Le gouvernement dit la porte ouverte. Le syndicat répond qu’il n’acceptera pas d’entrer par une porte dont il n’a choisi ni l’heure ni les représentants. Entre les deux, étudiants et personnels attendent de savoir si la rentrée aura vraiment lieu.
Le ministre d’État Jacques Fame Ndongo a convoqué le 11 septembre une concertation sur le climat social dans les universités publiques. Le ministère affirme être disposé à examiner les préoccupations des enseignants, des personnels d’appui et des étudiants.
Le Syndicat national des enseignants du supérieur, engagé dans une grève illimitée, n’a pas participé. Il conteste le court délai de convocation et le choix, par l’administration, des délégués invités. Le SYNES demande une audience entre le 15 et le 18 septembre avec une représentation qu’il désigne lui-même.

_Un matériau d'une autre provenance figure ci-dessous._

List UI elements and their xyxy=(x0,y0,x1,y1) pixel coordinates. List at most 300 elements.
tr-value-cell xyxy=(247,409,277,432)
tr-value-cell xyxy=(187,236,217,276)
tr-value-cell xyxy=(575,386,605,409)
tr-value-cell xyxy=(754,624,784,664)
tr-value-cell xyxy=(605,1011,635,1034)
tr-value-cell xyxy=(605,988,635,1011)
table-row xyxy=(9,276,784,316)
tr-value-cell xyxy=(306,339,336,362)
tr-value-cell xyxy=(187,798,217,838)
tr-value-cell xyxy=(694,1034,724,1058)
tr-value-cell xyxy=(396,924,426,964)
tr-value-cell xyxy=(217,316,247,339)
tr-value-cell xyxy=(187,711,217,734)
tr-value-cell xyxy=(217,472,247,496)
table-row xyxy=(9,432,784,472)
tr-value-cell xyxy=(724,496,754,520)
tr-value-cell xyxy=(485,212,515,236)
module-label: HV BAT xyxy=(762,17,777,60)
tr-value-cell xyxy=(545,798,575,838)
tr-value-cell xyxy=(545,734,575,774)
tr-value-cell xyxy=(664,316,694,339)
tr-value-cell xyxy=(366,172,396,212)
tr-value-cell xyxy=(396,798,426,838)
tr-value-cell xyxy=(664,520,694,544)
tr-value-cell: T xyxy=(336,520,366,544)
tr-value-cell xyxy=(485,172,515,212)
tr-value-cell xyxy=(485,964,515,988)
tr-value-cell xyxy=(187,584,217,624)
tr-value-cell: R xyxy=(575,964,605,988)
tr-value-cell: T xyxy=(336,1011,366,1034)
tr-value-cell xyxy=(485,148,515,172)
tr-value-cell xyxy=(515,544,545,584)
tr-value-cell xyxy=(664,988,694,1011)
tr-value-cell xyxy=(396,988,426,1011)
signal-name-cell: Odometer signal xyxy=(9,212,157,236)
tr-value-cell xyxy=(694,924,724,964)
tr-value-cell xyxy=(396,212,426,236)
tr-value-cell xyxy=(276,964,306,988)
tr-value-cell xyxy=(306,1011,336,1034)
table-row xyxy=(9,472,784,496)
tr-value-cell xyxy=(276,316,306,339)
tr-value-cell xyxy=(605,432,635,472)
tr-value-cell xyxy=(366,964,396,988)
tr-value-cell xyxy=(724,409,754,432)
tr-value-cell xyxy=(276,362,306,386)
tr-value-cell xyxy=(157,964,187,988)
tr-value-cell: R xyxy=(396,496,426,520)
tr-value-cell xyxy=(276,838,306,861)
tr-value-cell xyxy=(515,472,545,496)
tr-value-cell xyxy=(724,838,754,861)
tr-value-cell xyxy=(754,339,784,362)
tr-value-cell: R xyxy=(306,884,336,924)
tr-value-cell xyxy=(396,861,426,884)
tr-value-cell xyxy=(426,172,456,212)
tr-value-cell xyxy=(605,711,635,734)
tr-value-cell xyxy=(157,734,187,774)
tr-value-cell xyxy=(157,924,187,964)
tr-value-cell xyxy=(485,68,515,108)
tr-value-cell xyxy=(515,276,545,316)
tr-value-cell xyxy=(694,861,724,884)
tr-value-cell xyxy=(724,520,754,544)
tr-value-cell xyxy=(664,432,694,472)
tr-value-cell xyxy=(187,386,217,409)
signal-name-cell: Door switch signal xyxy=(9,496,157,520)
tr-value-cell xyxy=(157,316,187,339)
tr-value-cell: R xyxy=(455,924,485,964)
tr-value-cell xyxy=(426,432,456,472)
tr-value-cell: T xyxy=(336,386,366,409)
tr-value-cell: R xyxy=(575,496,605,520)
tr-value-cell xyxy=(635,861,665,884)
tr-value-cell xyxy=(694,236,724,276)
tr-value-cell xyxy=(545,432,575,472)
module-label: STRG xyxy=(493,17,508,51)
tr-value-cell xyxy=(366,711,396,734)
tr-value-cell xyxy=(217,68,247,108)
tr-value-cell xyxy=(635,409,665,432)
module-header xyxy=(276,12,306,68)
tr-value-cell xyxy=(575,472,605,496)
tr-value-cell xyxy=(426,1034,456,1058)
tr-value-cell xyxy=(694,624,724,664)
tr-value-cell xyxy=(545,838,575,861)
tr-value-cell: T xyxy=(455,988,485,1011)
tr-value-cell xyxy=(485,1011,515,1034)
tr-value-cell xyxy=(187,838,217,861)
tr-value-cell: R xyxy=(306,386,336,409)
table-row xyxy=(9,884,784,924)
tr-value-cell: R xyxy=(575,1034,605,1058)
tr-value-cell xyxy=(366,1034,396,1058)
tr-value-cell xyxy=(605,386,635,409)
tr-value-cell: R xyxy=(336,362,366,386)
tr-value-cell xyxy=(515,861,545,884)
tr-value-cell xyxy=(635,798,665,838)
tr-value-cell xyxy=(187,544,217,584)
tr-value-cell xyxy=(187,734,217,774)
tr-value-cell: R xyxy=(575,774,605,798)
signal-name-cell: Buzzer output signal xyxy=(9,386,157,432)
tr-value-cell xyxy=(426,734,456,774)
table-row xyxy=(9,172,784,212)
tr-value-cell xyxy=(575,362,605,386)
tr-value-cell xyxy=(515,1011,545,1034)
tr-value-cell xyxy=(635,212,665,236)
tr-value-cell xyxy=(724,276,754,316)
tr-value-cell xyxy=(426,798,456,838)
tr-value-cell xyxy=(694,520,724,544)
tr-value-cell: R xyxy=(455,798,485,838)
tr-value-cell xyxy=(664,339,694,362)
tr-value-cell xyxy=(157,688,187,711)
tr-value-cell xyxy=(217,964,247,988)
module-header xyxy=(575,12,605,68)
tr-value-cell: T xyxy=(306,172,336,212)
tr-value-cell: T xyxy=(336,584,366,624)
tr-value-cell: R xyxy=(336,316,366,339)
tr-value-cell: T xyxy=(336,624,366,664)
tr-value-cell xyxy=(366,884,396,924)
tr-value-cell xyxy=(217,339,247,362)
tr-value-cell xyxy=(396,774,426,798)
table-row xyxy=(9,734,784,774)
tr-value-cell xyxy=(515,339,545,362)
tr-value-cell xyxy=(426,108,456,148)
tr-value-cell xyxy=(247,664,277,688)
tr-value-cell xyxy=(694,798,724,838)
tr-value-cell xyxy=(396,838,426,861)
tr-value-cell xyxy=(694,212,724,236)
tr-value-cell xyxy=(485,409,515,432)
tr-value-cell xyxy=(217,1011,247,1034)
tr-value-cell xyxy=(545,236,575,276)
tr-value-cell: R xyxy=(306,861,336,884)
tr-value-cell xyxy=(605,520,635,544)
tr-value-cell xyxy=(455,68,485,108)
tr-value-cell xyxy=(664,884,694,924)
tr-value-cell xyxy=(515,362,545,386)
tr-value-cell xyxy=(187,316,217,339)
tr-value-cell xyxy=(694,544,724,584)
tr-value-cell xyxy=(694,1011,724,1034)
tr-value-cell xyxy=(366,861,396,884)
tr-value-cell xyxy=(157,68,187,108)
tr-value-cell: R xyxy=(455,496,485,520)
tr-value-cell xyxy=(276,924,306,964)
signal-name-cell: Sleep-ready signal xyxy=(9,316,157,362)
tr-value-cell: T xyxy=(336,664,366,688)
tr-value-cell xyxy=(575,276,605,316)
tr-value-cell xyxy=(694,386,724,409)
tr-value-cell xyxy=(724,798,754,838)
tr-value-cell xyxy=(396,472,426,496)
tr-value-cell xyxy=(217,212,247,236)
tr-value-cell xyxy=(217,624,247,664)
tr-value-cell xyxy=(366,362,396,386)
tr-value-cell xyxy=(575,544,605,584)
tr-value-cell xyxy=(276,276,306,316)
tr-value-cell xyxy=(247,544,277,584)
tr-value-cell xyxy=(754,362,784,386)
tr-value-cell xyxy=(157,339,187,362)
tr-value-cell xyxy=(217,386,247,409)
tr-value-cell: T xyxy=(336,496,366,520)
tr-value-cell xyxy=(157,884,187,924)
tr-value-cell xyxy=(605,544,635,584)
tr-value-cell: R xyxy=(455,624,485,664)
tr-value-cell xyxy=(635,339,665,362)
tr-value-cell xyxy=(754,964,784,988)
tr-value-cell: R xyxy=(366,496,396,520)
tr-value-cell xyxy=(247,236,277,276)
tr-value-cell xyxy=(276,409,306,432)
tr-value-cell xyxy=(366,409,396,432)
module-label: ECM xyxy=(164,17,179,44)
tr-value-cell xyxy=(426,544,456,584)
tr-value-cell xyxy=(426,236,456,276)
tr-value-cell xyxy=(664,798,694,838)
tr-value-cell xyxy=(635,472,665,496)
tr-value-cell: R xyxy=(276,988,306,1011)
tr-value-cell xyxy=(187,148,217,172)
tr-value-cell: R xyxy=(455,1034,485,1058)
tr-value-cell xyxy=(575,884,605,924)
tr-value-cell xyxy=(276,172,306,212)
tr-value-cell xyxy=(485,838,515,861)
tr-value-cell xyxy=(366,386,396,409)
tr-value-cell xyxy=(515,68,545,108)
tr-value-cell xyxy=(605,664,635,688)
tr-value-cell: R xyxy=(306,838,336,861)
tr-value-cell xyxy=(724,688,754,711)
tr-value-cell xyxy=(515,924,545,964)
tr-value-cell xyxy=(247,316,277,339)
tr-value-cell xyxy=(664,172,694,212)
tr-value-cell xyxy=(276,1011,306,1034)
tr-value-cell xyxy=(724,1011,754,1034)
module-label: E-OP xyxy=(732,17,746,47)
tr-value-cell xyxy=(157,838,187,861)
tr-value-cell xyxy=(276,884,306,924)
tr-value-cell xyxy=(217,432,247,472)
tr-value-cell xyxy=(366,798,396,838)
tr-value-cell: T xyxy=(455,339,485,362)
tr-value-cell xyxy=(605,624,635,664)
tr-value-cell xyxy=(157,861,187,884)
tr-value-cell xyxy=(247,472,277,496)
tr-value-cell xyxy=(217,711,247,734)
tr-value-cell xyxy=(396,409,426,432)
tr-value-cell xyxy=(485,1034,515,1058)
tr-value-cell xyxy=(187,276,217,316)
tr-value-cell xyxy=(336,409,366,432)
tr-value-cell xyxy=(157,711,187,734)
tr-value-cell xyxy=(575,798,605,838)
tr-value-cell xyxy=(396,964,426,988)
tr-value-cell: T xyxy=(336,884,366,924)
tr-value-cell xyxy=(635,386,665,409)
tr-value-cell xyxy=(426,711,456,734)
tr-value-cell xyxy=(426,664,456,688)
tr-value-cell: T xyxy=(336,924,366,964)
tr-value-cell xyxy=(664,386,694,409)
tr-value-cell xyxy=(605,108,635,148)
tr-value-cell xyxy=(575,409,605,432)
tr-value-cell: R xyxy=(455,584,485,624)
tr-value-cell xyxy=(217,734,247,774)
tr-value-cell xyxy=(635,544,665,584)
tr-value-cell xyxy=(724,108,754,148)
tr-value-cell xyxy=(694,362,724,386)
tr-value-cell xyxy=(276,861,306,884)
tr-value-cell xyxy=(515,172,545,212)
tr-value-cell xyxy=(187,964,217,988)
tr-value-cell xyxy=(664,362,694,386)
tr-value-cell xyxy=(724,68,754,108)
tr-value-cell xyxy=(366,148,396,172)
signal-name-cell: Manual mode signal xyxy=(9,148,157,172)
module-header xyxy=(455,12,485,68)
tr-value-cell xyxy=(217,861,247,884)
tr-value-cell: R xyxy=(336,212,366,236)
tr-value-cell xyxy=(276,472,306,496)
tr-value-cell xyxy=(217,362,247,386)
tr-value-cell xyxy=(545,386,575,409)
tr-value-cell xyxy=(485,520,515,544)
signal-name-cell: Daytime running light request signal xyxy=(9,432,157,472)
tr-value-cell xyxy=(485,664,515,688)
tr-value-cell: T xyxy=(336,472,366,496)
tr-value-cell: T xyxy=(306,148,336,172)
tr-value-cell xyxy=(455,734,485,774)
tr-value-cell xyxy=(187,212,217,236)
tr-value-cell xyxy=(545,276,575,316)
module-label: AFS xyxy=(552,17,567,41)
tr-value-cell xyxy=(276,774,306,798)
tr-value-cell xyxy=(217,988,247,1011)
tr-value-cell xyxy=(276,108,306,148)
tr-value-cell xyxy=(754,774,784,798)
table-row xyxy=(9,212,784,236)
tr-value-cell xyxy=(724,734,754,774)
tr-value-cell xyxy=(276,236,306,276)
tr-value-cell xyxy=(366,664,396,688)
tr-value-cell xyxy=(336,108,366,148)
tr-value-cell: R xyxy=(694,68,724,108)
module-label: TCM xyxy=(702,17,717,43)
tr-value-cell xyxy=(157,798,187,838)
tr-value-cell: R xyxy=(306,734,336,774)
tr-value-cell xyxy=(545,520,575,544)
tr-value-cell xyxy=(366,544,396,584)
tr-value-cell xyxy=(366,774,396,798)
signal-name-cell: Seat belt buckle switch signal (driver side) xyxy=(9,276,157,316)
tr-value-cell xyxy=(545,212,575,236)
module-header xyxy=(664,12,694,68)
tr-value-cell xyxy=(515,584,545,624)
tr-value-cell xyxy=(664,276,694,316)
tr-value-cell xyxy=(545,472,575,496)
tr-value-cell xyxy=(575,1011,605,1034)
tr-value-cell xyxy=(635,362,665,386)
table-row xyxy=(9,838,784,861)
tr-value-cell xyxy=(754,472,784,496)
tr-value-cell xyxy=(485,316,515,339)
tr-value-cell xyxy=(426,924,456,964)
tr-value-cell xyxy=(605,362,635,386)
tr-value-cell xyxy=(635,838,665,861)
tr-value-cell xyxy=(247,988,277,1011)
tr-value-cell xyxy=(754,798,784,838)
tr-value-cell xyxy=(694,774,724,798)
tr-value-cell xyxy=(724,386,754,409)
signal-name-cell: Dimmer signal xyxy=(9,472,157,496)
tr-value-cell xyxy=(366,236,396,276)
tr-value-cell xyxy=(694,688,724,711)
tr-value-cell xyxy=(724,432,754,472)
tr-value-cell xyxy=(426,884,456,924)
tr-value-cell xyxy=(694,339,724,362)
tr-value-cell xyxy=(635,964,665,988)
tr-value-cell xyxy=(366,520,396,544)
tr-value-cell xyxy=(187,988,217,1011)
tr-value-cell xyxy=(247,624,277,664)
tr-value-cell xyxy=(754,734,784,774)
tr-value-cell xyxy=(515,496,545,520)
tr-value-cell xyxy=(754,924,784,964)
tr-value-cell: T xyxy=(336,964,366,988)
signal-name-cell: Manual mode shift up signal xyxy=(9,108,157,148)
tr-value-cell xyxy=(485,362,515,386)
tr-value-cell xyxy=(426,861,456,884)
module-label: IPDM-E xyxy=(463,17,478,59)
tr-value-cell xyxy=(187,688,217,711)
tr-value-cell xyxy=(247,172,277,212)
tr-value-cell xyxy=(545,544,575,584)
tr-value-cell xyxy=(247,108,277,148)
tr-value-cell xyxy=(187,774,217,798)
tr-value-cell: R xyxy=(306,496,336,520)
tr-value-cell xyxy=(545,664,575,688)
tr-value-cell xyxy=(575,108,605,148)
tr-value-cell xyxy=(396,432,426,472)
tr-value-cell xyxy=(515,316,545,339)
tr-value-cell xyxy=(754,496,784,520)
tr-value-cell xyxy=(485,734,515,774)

Il s’agit d’une évolution substantielle du conflit signalé avant la rentrée : une rencontre a bien été ouverte, mais sans l’organisation qui porte le mot d’ordre. Les revendications accumulées touchent notamment les conditions de travail, les droits statutaires et le traitement de dossiers longtemps transmis à l’administration.
La prochaine étape ne se résume donc pas à annoncer le dialogue. Elle consiste à convenir du format, des participants, d’un ordre du jour et d’un procès-verbal engageant. Sans ce minimum, chaque camp pourra dire qu’il a tendu la main tandis que l’année académique restera suspendue au rapport de force.